4) Hormones! Estrogen is good for the bones. Young women who are ovulating regularly will have better estrogen levels for their bones. Women who are not having regular periods (anovulatory cycles) due to anorexia, PCOS, or extreme athletic training are at risk of lower bone density. Women also start losing bone faster after menopause due to the drop in estrogen levels. If you are having symptoms of menopause like hot flashes it may be worth considering bio-identical estrogen replacement for your bone health as well.
Thyroid hormones also influence bone metabolism. The thyroid is the “Goldilocks” hormone where the dosing has to be just right within a target range. Over-treating the thyroid (suppressing the TSH) is not recommended as it can promote osteoperosis.

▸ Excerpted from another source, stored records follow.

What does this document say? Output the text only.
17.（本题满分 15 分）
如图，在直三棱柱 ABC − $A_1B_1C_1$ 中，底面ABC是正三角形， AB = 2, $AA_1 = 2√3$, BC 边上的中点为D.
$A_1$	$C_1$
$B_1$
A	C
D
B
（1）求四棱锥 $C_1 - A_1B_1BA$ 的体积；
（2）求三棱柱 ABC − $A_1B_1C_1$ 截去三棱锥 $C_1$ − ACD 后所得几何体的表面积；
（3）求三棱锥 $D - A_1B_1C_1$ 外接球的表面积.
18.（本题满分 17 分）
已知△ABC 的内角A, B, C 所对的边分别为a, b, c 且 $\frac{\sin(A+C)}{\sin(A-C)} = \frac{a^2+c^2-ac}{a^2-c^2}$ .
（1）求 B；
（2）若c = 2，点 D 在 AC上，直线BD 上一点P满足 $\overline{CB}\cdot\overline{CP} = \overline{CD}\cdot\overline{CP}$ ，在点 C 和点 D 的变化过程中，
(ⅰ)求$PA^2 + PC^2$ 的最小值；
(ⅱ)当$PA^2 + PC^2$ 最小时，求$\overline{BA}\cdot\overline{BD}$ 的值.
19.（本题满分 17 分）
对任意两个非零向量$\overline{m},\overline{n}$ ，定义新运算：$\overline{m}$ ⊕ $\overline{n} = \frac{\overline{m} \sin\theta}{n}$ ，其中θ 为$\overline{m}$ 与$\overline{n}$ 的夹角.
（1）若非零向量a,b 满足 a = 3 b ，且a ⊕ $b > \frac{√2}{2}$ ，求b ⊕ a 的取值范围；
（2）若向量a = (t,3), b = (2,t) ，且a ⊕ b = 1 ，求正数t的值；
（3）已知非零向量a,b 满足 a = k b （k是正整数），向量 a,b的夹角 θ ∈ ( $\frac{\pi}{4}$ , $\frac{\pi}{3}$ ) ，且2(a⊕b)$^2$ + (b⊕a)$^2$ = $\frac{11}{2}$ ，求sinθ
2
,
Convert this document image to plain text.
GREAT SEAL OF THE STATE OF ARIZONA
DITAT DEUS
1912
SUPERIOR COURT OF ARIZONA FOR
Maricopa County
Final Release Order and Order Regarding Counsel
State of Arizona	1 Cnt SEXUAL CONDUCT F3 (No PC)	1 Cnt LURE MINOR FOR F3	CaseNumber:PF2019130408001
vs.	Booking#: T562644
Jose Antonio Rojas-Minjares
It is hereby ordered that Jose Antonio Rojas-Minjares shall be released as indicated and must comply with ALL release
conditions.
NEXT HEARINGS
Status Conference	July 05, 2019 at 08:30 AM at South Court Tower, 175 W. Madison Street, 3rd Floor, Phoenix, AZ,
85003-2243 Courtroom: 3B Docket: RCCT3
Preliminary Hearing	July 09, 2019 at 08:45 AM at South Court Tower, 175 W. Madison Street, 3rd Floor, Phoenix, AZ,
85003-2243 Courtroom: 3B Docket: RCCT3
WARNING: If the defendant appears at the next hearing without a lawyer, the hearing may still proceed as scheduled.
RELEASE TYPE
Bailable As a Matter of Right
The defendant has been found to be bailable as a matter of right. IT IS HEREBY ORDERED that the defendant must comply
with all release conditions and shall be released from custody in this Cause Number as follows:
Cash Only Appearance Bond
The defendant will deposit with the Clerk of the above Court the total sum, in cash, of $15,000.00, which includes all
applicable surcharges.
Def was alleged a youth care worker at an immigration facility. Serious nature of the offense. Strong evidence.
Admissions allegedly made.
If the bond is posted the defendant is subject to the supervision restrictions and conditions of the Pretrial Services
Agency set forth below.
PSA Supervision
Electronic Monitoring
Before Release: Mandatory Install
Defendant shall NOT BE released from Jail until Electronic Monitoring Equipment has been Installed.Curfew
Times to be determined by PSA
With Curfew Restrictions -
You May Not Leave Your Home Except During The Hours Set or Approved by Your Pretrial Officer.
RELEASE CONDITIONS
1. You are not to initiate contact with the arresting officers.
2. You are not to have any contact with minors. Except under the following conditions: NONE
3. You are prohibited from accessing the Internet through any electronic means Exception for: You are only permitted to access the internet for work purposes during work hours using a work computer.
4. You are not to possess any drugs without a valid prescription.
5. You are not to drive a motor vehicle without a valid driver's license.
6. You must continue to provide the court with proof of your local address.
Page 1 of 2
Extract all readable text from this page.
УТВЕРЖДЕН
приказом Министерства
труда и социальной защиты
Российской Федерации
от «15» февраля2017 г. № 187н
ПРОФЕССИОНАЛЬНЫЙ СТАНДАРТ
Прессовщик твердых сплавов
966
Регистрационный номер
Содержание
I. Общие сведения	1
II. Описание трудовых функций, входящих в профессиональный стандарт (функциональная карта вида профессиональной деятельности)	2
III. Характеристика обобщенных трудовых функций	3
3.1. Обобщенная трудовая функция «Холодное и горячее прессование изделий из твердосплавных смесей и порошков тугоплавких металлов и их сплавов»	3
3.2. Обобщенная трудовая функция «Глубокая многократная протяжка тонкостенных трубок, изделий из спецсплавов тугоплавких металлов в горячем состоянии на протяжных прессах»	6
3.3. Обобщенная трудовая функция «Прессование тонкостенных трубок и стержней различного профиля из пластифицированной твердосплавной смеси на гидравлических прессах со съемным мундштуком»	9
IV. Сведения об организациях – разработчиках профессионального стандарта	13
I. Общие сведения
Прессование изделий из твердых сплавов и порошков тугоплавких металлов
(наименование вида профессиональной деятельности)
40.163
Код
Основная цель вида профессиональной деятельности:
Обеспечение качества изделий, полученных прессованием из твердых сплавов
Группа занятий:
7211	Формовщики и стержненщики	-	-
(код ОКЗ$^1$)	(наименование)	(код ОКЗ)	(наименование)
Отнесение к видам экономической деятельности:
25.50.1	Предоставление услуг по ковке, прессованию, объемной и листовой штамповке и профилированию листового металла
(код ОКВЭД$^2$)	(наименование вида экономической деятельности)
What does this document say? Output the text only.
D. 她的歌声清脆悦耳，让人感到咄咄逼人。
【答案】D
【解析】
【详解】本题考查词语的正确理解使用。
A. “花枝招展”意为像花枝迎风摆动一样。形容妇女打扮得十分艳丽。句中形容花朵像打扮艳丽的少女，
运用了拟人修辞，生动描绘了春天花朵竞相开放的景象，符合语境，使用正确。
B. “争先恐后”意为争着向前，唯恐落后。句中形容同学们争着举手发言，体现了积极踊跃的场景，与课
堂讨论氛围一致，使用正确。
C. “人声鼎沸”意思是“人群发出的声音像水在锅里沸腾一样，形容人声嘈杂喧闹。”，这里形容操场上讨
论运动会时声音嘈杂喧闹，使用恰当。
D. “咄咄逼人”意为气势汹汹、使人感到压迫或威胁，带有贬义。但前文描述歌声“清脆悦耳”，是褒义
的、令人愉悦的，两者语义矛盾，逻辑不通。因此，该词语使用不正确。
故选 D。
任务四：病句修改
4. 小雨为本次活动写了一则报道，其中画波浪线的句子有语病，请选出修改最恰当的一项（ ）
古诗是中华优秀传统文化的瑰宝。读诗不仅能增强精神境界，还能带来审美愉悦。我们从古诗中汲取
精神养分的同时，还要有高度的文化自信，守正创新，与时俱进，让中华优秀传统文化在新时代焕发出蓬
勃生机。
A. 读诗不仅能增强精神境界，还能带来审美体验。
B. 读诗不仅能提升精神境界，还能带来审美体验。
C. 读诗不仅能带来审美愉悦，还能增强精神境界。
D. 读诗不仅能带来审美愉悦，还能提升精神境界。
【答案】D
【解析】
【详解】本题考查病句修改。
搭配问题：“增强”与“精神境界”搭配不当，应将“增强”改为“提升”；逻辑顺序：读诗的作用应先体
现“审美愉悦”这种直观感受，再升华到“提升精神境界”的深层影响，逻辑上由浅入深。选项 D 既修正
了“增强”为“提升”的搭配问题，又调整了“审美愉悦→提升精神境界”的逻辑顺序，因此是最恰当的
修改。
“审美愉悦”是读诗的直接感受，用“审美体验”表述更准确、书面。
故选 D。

Chronic high cortisol levels (bad stress hormone from your adrenals) from chronic stress can also weaken your bones.
5) Avoid BONE SABATEURS! An acidic diet is bad for the bone. Keep your diet more alkaline by eating vegetables/ fruits at every meal. Avoid processed foods. Carbonated sodas contain phosphoric acid which will cause calcium loss through the kidneys. Pure carbonated water does not have phosphoric acid and is fine.
Excess sugar, alcohol, and caffeine are also bad for bone health. Smoking (Cadmium exposure) is bad for bone density.
Certain medications should not be taken long term due to their negative impact on bone health. This includes acid-suppressive medications like proton-pump inhibitors (like Prilosec), and steroids (like prednisone). That’s why it’s best to figure out root causes of heartburn so you don’t have to take an acid-suppressive medication long term.
Environmental pollution and toxins like lead, pesticides, mercury, glyphosate, and cadmium are also bad for bones.
6) Dynamic weight-bearing exercises. You want to do exercises that have some impact — like brisk walking, hiking, aerobics, dancing, or stair climbing. This helps with bone density in the hips and spine. Any weight training against gravity helps bone density. Light weights and resistance bands are a great addition to common exercises like squats and lunges to help stimulate bone growth. I recommend meeting with a trainer or physical therapist to learn more exercises to implement into your daily routine. I’ve seen women with significant improvement in their DEXA bone density scores after consistent weight training.
7) Inflammation. If you do have low bone density (osteopenia or osteoporosis), inflammation can definitely affect your risk of fracture. Eating an anti-inflammatory diet high in vegetables will definitely improve the metabolic health of your bones.